Still, it's not too late for pregnant women who haven't been consistent exercisers to start now. Although hard data on the value of prenatal exercise isn't as well-documented for unfit women as for fit ones, experts like Berk have seen firsthand the difference that exercise can make, even for couch potatoes.
For one thing, by doing exercises that strengthen the muscles supporting the uterus, women stand to experience fewer complications like backaches, ankle swelling and fatigue during pregnancy, and their bodies will be better prepared for the rigors of childbirth, too.
Exercise also typically reduces stress and enhances body image, so pregnant women who are working on their fitness level often feel better about themselves. Such was the case for Dena Higgins, a nurse from Carlisle, Pa., who took MOTHERWELL water aerobics classes twice a week before her son, Joshua, was born last December.
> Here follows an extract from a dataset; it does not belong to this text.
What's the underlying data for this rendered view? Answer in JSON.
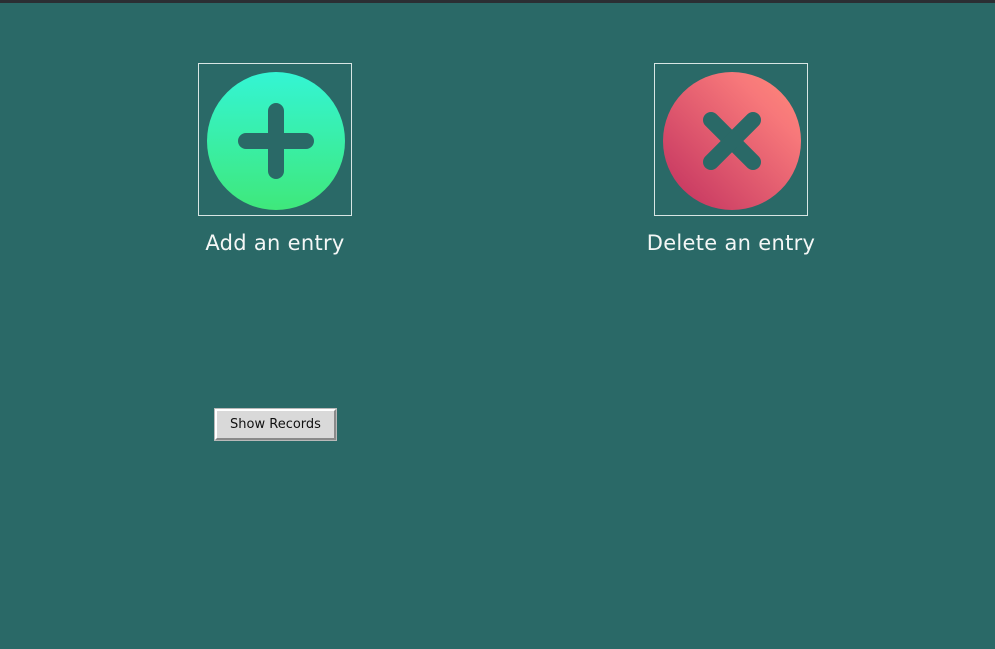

"It was so nice to go exercise at the end of the day, get away from work for a while and just concentrate on myself and the baby," recalls Higgins. "It just made me feel so much better." In fact, Higgins admits while she wasn't successful at fitting in a regular exercise routine before pregnancy, she's hooked now and is already taking a mom-infant class.
Of course, that doesn't mean it's time to suddenly get hard-core, either.
Incorporating some moderate aerobic activity, such as walking or swimming, and some flexibility and strengthening work, like yoga, is all any pregnant woman needs, says Berk. About 20 to 30 minutes of brisk walking three to four times a week is plenty, four to five times if you're trying to minimize weight gain.
Overexertion may cause a dangerous reduction in blood flow to the fetus, so the American College of Obstetricians and Gynecologists recommends mild-to-moderate exercise and stopping when fatigued. (It recommends mild-to-moderate exercise at least three times per week.) Rather than targeting a specific heart rate, many experts say it's more important for women to pay attention to "perceived exertion," which is basically how hard they're breathing and feel they're working.